Friday, January 29, 2010

Port Royale 2 Compatibilidad Vista

4. The night sky

remember the first time I saw a black sky of truth (not orange). I assure you it was not no kid. He caught me grown up. 18 years and would probably be an astronomer had already decided anyway. So I got some interest and I traveled out of town, isolated as possible from the lights to look up without blindfolds and see what the Universe. Getting off the car I did not believe. Literally. I did not think that in heaven there were so many bright spots. There were even areas where the number of bright spots was so great that no distinction between themselves and white dye seemed heaven. I promise that I thought someone was teasing me.
Someone has had to hire this show for the yokels of the city we see the stars (what most capitalist thinking, right? Everything money can buy!).

SkyView from a location away from city lights.

'm sure within a planet or something, I thought. This can not be real. I looked toward the car that we had come by if they entered a room, a tent in which they could project images as a preamble to what we expected. Perhaps simply that up there was a projected photograph or something. But no sir. Was in the middle of the village soccer field, with the lights off. I was up there the sky I was always refused, but was always there. How wonderful! What a feeling I had at that time!. And to think that they were simply dots of light on a black background. There was a guy in the group who had seen the sky before and was an amateur astronomer, so I knew more or less what were each of those points.

- That is Sirius, the brightest star in the sky. That is Jupiter, then we will see its moons. That constellation is Orion, which represents a warrior in the sky.

To me, honestly, if something reminded me of that little group of stars, was a coffee maker, not to any warrior. I started to miss and cut to that kid.

- Hey, how do you know that Jupiter is not a star anyone?

- The stars twinkle, planets like Jupiter, no.

guess that guy thought I was solucionado mis dudas, porque se fue con aires de superioridad a montar los telescopios. Pero yo allí me quedé, con cara de tonto y preguntándome mil cosas a la vez. ¿Porque parpadean las estrellas? ¿Y porque los planetas no? ¿Como lo hizo aquel chaval para reconocer la constelación de Orión entre todas las estrellas del cielo? Además, yo ya sabía que las estrellas no estaban fijas en el cielo, sino que se iban moviendo debido a que la Tierra gira. Así que, igual que el Sol, todas las estrellas del cielo salen y se ponen por el horizonte. Eso, sin duda, tenía que hacer difícil el reconocer las estrellas en el cielo.
Luego aprendí que aquello tenía truco. Lo entendí un día, estando in a bar in one of those swivel seats. I was bored, so I started to twist and turn. What sickness! People in front of me, turned very quickly and I already had some more beer, I started to get dizzy. So I stopped urging me and instinctively looked toward the ceiling, the light bulb had just above me as the chair slowly turned more and more each time. Watching the light bulb because it helped me, though I kept turning and turning, the bulb did not seem to move, and it allowed me to catch my breath.
Well, I mentioned that the Earth also rotates and that the stars move. But among all those stars had to be some that were just above us, still, as the bulb in that bar. And certainly, that star there. We called it 'North Star', precisely because it coincides with the axis of rotation of the Earth. In the North Pole, the star would be just above us all night, and the other stars seem to spin around. Since we are not at the North Pole, looking toward the star, the star seems to be fixed in the sky, we are also looking north.
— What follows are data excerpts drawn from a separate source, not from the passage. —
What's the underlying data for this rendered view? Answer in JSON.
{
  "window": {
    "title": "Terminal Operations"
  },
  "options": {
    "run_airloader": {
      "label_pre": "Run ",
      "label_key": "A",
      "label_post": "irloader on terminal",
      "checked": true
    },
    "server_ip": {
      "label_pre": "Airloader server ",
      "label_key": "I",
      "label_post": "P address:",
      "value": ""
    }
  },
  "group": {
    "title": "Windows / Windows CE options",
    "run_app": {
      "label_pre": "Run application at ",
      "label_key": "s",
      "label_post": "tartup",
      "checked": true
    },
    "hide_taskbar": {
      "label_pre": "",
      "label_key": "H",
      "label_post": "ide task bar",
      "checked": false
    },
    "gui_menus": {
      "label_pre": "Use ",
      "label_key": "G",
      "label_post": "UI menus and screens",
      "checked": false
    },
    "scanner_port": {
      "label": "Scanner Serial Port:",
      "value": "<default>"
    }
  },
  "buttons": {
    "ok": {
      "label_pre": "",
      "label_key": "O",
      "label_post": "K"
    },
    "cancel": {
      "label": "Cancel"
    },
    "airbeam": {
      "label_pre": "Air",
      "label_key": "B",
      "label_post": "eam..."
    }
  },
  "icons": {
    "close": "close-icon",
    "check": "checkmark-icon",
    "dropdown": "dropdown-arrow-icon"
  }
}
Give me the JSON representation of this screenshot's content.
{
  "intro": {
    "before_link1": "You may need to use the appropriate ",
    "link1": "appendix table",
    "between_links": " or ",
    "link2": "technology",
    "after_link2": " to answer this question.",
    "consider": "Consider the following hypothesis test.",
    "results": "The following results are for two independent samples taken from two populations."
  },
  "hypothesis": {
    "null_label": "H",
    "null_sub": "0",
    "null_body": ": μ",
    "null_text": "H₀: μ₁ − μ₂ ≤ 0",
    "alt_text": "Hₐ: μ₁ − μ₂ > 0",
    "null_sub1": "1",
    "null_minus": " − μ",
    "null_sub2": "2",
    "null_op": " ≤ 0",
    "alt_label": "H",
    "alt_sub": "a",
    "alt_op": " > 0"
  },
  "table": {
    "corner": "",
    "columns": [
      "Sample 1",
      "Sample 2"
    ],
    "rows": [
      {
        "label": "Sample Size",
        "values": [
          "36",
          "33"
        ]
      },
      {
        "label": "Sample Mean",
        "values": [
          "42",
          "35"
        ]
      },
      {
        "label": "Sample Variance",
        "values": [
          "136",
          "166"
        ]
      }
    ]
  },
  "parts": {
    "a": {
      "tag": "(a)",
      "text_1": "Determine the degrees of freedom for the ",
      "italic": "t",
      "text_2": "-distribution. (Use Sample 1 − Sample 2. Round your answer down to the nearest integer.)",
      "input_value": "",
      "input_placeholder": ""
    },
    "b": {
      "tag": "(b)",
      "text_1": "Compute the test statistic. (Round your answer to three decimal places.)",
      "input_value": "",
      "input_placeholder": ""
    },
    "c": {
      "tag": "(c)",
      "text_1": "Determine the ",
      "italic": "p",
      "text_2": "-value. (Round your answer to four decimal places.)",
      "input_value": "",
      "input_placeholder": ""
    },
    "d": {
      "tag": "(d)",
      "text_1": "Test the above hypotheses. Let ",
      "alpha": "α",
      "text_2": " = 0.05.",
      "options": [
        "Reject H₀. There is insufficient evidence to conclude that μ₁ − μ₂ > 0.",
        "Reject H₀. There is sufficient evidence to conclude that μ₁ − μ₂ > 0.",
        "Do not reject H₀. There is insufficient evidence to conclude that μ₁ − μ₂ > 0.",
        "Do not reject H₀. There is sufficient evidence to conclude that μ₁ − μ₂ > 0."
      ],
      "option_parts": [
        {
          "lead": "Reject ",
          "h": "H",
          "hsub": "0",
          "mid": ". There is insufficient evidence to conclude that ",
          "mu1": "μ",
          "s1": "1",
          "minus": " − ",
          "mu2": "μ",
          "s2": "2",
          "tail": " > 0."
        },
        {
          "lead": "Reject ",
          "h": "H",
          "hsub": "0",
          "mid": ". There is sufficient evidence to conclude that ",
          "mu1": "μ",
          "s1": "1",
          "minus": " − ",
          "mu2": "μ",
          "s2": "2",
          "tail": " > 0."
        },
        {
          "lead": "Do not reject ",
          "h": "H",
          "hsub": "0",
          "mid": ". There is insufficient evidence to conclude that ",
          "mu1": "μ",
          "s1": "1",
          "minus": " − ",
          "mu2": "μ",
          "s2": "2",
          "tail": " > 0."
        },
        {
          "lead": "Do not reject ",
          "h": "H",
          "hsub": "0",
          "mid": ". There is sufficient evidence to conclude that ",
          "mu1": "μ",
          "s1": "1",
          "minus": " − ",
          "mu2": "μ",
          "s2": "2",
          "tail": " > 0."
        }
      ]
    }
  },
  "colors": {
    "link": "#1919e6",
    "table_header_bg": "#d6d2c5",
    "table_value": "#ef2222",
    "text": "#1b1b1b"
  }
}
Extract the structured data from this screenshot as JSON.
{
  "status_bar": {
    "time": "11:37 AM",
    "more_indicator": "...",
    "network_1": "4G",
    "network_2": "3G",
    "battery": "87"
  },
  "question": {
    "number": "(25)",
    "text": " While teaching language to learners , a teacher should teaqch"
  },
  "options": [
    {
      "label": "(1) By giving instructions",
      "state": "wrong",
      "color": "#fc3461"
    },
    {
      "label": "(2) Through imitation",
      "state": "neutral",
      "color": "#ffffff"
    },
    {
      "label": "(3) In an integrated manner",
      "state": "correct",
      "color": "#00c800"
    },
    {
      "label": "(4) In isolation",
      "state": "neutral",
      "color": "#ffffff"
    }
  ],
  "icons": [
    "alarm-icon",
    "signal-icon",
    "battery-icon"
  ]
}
The stars seem to revolve around Polaris if we take a photograph during the
long enough to observe the movement of the stars.

night is like a natural compass. And conversely, if we look to the North at that address must be the lodestar. The rest of the stars we can find better if we know where they are compared to the North Star.
And that is what, in fact, did that guy to find Orion. (Of course, I still believe that if he did not say was so impressed with how much he knew about the Universe. I confess that with me got his goal.)